Carillion is under investigation by Britain’s financial watchdog in another blow to the troubled construction firm, which is involved in several major building projects in the UK.
The company said the Financial Conduct Authority had started an investigation into the “timeliness and content of announcements” made by Carillion between 7 December 2016 and 10 July 2017. It added that it was cooperating fully with the FCA.
Carillion’s share price has collapsed from 240p at the start of last year, and tumbled a further 7.3% in early trading to 16.65p.
The company, which is one of the firms working on the HS2 London to Birmingham rail line and the revamp of Battersea power station, has issued three profit warnings in five months after writedowns of more than £1bn.
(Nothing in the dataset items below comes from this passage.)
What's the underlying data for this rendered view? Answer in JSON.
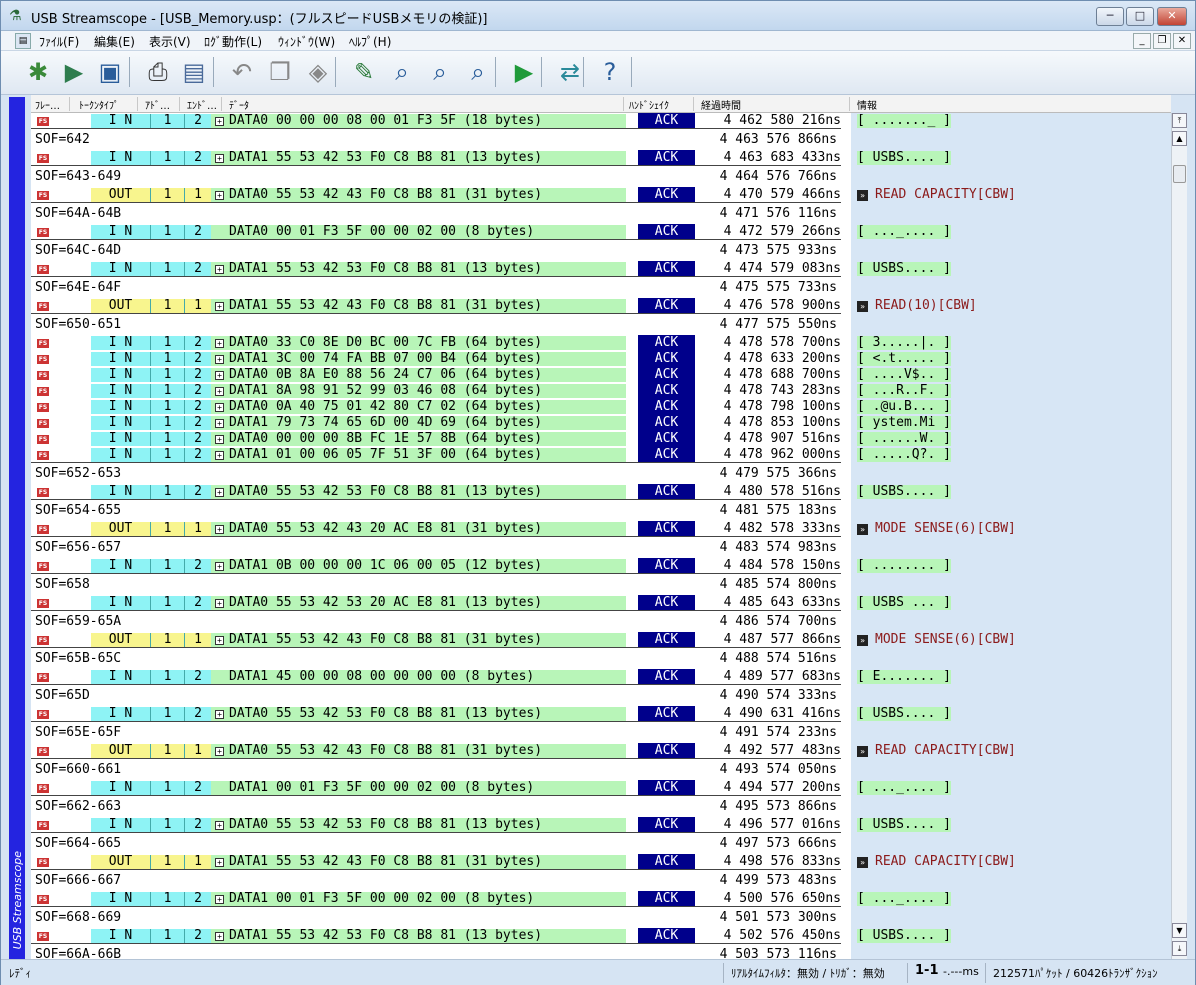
{
  "window": {
    "title": "USB Streamscope - [USB_Memory.usp：(フルスピードUSBメモリの検証)]",
    "min": "─",
    "max": "□",
    "close": "✕"
  },
  "menu": [
    "ﾌｧｲﾙ(F)",
    "編集(E)",
    "表示(V)",
    "ﾛｸﾞ動作(L)",
    "ｳｨﾝﾄﾞｳ(W)",
    "ﾍﾙﾌﾟ(H)"
  ],
  "toolbar": [
    {
      "icon": "new-capture-icon",
      "glyph": "✱",
      "color": "#3a8a3a"
    },
    {
      "icon": "open-icon",
      "glyph": "▶",
      "color": "#2e7d4e"
    },
    {
      "icon": "save-icon",
      "glyph": "▣",
      "color": "#2a5d9a"
    },
    {
      "icon": "print-icon",
      "glyph": "⎙",
      "color": "#333"
    },
    {
      "icon": "print-preview-icon",
      "glyph": "▤",
      "color": "#4a6a9a"
    },
    {
      "icon": "undo-icon",
      "glyph": "↶",
      "color": "#888"
    },
    {
      "icon": "copy-icon",
      "glyph": "❐",
      "color": "#888"
    },
    {
      "icon": "paste-icon",
      "glyph": "◈",
      "color": "#888"
    },
    {
      "icon": "edit-icon",
      "glyph": "✎",
      "color": "#2e7d3e"
    },
    {
      "icon": "search-icon",
      "glyph": "⌕",
      "color": "#2a5d9a"
    },
    {
      "icon": "search-next-icon",
      "glyph": "⌕",
      "color": "#2a5d9a"
    },
    {
      "icon": "search-prev-icon",
      "glyph": "⌕",
      "color": "#2a5d9a"
    },
    {
      "icon": "start-capture-icon",
      "glyph": "▶",
      "color": "#1f9a3a"
    },
    {
      "icon": "connect-icon",
      "glyph": "⇄",
      "color": "#2a8a9a"
    },
    {
      "icon": "help-icon",
      "glyph": "?",
      "color": "#2a5d9a"
    }
  ],
  "sidebar": {
    "label": "USB Streamscope"
  },
  "columns": {
    "frame": "ﾌﾚｰ…",
    "token": "ﾄｰｸﾝﾀｲﾌﾟ",
    "addr": "ｱﾄﾞ…",
    "ep": "ｴﾝﾄﾞ…",
    "data": "ﾃﾞｰﾀ",
    "handshake": "ﾊﾝﾄﾞｼｪｲｸ",
    "elapsed": "経過時間",
    "info": "情報"
  },
  "rows": [
    {
      "k": "t",
      "tok": "I N",
      "a": "1",
      "e": "2",
      "d": "DATA0 00 00 00 08 00 01 F3 5F (18 bytes)",
      "h": "ACK",
      "t": "4 462 580 216ns",
      "i": "[ ......._ ]",
      "it": "box"
    },
    {
      "k": "s",
      "s": "SOF=642",
      "t": "4 463 576 866ns"
    },
    {
      "k": "t",
      "tok": "I N",
      "a": "1",
      "e": "2",
      "d": "DATA1 55 53 42 53 F0 C8 B8 81 (13 bytes)",
      "h": "ACK",
      "t": "4 463 683 433ns",
      "i": "[ USBS.... ]",
      "it": "box"
    },
    {
      "k": "s",
      "s": "SOF=643-649",
      "t": "4 464 576 766ns"
    },
    {
      "k": "t",
      "tok": "OUT",
      "a": "1",
      "e": "1",
      "d": "DATA0 55 53 42 43 F0 C8 B8 81 (31 bytes)",
      "h": "ACK",
      "t": "4 470 579 466ns",
      "i": "READ CAPACITY[CBW]",
      "it": "cmd"
    },
    {
      "k": "s",
      "s": "SOF=64A-64B",
      "t": "4 471 576 116ns"
    },
    {
      "k": "t",
      "tok": "I N",
      "a": "1",
      "e": "2",
      "d": "DATA0 00 01 F3 5F 00 00 02 00 (8 bytes)",
      "nb": true,
      "h": "ACK",
      "t": "4 472 579 266ns",
      "i": "[ ..._.... ]",
      "it": "box"
    },
    {
      "k": "s",
      "s": "SOF=64C-64D",
      "t": "4 473 575 933ns"
    },
    {
      "k": "t",
      "tok": "I N",
      "a": "1",
      "e": "2",
      "d": "DATA1 55 53 42 53 F0 C8 B8 81 (13 bytes)",
      "h": "ACK",
      "t": "4 474 579 083ns",
      "i": "[ USBS.... ]",
      "it": "box"
    },
    {
      "k": "s",
      "s": "SOF=64E-64F",
      "t": "4 475 575 733ns"
    },
    {
      "k": "t",
      "tok": "OUT",
      "a": "1",
      "e": "1",
      "d": "DATA1 55 53 42 43 F0 C8 B8 81 (31 bytes)",
      "h": "ACK",
      "t": "4 476 578 900ns",
      "i": "READ(10)[CBW]",
      "it": "cmd"
    },
    {
      "k": "s",
      "s": "SOF=650-651",
      "t": "4 477 575 550ns"
    },
    {
      "k": "t",
      "tok": "I N",
      "a": "1",
      "e": "2",
      "d": "DATA0 33 C0 8E D0 BC 00 7C FB (64 bytes)",
      "h": "ACK",
      "t": "4 478 578 700ns",
      "i": "[ 3.....|. ]",
      "it": "box",
      "nl": true
    },
    {
      "k": "t",
      "tok": "I N",
      "a": "1",
      "e": "2",
      "d": "DATA1 3C 00 74 FA BB 07 00 B4 (64 bytes)",
      "h": "ACK",
      "t": "4 478 633 200ns",
      "i": "[ <.t..... ]",
      "it": "box",
      "nl": true
    },
    {
      "k": "t",
      "tok": "I N",
      "a": "1",
      "e": "2",
      "d": "DATA0 0B 8A E0 88 56 24 C7 06 (64 bytes)",
      "h": "ACK",
      "t": "4 478 688 700ns",
      "i": "[ ....V$.. ]",
      "it": "box",
      "nl": true
    },
    {
      "k": "t",
      "tok": "I N",
      "a": "1",
      "e": "2",
      "d": "DATA1 8A 98 91 52 99 03 46 08 (64 bytes)",
      "h": "ACK",
      "t": "4 478 743 283ns",
      "i": "[ ...R..F. ]",
      "it": "box",
      "nl": true
    },
    {
      "k": "t",
      "tok": "I N",
      "a": "1",
      "e": "2",
      "d": "DATA0 0A 40 75 01 42 80 C7 02 (64 bytes)",
      "h": "ACK",
      "t": "4 478 798 100ns",
      "i": "[ .@u.B... ]",
      "it": "box",
      "nl": true
    },
    {
      "k": "t",
      "tok": "I N",
      "a": "1",
      "e": "2",
      "d": "DATA1 79 73 74 65 6D 00 4D 69 (64 bytes)",
      "h": "ACK",
      "t": "4 478 853 100ns",
      "i": "[ ystem.Mi ]",
      "it": "box",
      "nl": true
    },
    {
      "k": "t",
      "tok": "I N",
      "a": "1",
      "e": "2",
      "d": "DATA0 00 00 00 8B FC 1E 57 8B (64 bytes)",
      "h": "ACK",
      "t": "4 478 907 516ns",
      "i": "[ ......W. ]",
      "it": "box",
      "nl": true
    },
    {
      "k": "t",
      "tok": "I N",
      "a": "1",
      "e": "2",
      "d": "DATA1 01 00 06 05 7F 51 3F 00 (64 bytes)",
      "h": "ACK",
      "t": "4 478 962 000ns",
      "i": "[ .....Q?. ]",
      "it": "box"
    },
    {
      "k": "s",
      "s": "SOF=652-653",
      "t": "4 479 575 366ns"
    },
    {
      "k": "t",
      "tok": "I N",
      "a": "1",
      "e": "2",
      "d": "DATA0 55 53 42 53 F0 C8 B8 81 (13 bytes)",
      "h": "ACK",
      "t": "4 480 578 516ns",
      "i": "[ USBS.... ]",
      "it": "box"
    },
    {
      "k": "s",
      "s": "SOF=654-655",
      "t": "4 481 575 183ns"
    },
    {
      "k": "t",
      "tok": "OUT",
      "a": "1",
      "e": "1",
      "d": "DATA0 55 53 42 43 20 AC E8 81 (31 bytes)",
      "h": "ACK",
      "t": "4 482 578 333ns",
      "i": "MODE SENSE(6)[CBW]",
      "it": "cmd"
    },
    {
      "k": "s",
      "s": "SOF=656-657",
      "t": "4 483 574 983ns"
    },
    {
      "k": "t",
      "tok": "I N",
      "a": "1",
      "e": "2",
      "d": "DATA1 0B 00 00 00 1C 06 00 05 (12 bytes)",
      "h": "ACK",
      "t": "4 484 578 150ns",
      "i": "[ ........ ]",
      "it": "box"
    },
    {
      "k": "s",
      "s": "SOF=658",
      "t": "4 485 574 800ns"
    },
    {
      "k": "t",
      "tok": "I N",
      "a": "1",
      "e": "2",
      "d": "DATA0 55 53 42 53 20 AC E8 81 (13 bytes)",
      "h": "ACK",
      "t": "4 485 643 633ns",
      "i": "[ USBS ... ]",
      "it": "box"
    },
    {
      "k": "s",
      "s": "SOF=659-65A",
      "t": "4 486 574 700ns"
    },
    {
      "k": "t",
      "tok": "OUT",
      "a": "1",
      "e": "1",
      "d": "DATA1 55 53 42 43 F0 C8 B8 81 (31 bytes)",
      "h": "ACK",
      "t": "4 487 577 866ns",
      "i": "MODE SENSE(6)[CBW]",
      "it": "cmd"
    },
    {
      "k": "s",
      "s": "SOF=65B-65C",
      "t": "4 488 574 516ns"
    },
    {
      "k": "t",
      "tok": "I N",
      "a": "1",
      "e": "2",
      "d": "DATA1 45 00 00 08 00 00 00 00 (8 bytes)",
      "nb": true,
      "h": "ACK",
      "t": "4 489 577 683ns",
      "i": "[ E....... ]",
      "it": "box"
    },
    {
      "k": "s",
      "s": "SOF=65D",
      "t": "4 490 574 333ns"
    },
    {
      "k": "t",
      "tok": "I N",
      "a": "1",
      "e": "2",
      "d": "DATA0 55 53 42 53 F0 C8 B8 81 (13 bytes)",
      "h": "ACK",
      "t": "4 490 631 416ns",
      "i": "[ USBS.... ]",
      "it": "box"
    },
    {
      "k": "s",
      "s": "SOF=65E-65F",
      "t": "4 491 574 233ns"
    },
    {
      "k": "t",
      "tok": "OUT",
      "a": "1",
      "e": "1",
      "d": "DATA0 55 53 42 43 F0 C8 B8 81 (31 bytes)",
      "h": "ACK",
      "t": "4 492 577 483ns",
      "i": "READ CAPACITY[CBW]",
      "it": "cmd"
    },
    {
      "k": "s",
      "s": "SOF=660-661",
      "t": "4 493 574 050ns"
    },
    {
      "k": "t",
      "tok": "I N",
      "a": "1",
      "e": "2",
      "d": "DATA1 00 01 F3 5F 00 00 02 00 (8 bytes)",
      "nb": true,
      "h": "ACK",
      "t": "4 494 577 200ns",
      "i": "[ ..._.... ]",
      "it": "box"
    },
    {
      "k": "s",
      "s": "SOF=662-663",
      "t": "4 495 573 866ns"
    },
    {
      "k": "t",
      "tok": "I N",
      "a": "1",
      "e": "2",
      "d": "DATA0 55 53 42 53 F0 C8 B8 81 (13 bytes)",
      "h": "ACK",
      "t": "4 496 577 016ns",
      "i": "[ USBS.... ]",
      "it": "box"
    },
    {
      "k": "s",
      "s": "SOF=664-665",
      "t": "4 497 573 666ns"
    },
    {
      "k": "t",
      "tok": "OUT",
      "a": "1",
      "e": "1",
      "d": "DATA1 55 53 42 43 F0 C8 B8 81 (31 bytes)",
      "h": "ACK",
      "t": "4 498 576 833ns",
      "i": "READ CAPACITY[CBW]",
      "it": "cmd"
    },
    {
      "k": "s",
      "s": "SOF=666-667",
      "t": "4 499 573 483ns"
    },
    {
      "k": "t",
      "tok": "I N",
      "a": "1",
      "e": "2",
      "d": "DATA1 00 01 F3 5F 00 00 02 00 (8 bytes)",
      "h": "ACK",
      "t": "4 500 576 650ns",
      "i": "[ ..._.... ]",
      "it": "box"
    },
    {
      "k": "s",
      "s": "SOF=668-669",
      "t": "4 501 573 300ns"
    },
    {
      "k": "t",
      "tok": "I N",
      "a": "1",
      "e": "2",
      "d": "DATA1 55 53 42 53 F0 C8 B8 81 (13 bytes)",
      "h": "ACK",
      "t": "4 502 576 450ns",
      "i": "[ USBS.... ]",
      "it": "box"
    },
    {
      "k": "s",
      "s": "SOF=66A-66B",
      "t": "4 503 573 116ns"
    }
  ],
  "status": {
    "ready": "ﾚﾃﾞｨ",
    "filter": "ﾘｱﾙﾀｲﾑﾌｨﾙﾀ：無効 / ﾄﾘｶﾞ：無効",
    "range": "1-1",
    "timer": "-.---ms",
    "counts": "212571ﾊﾟｹｯﾄ / 60426ﾄﾗﾝｻﾞｸｼｮﾝ"
  }
}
Saddled with debts of £1.6bn, it is looking for refinancing that will involve its lenders swapping their debt for shares.
The contractor came close to breaching the terms on its lending last month, but lenders – led by HSBC, Barclays and Royal Bank of Scotland – agreed to give it four months’ extension. It now has until 30 April before its covenants will be tested.
Chief executive Richard Howson stepped down in July after the first profit warning and writedown. New boss Andrew Davies is taking over from interim chief executive Keith Cochrane on 22 January, three months earlier than planned.
The firm has worked on the expansion of Liverpool FC’s main stand at Anfield, Birmingham’s flagship library and the £335m Royal Liverpool University hospital. Some of these projects have run into problems, such as the Royal Liverpool. Carillion has also been affected by cuts in spending by governments in the Middle East prompted by low oil prices.
The Wolverhampton-based company employs 43,000 staff, two-thirds of them in the UK.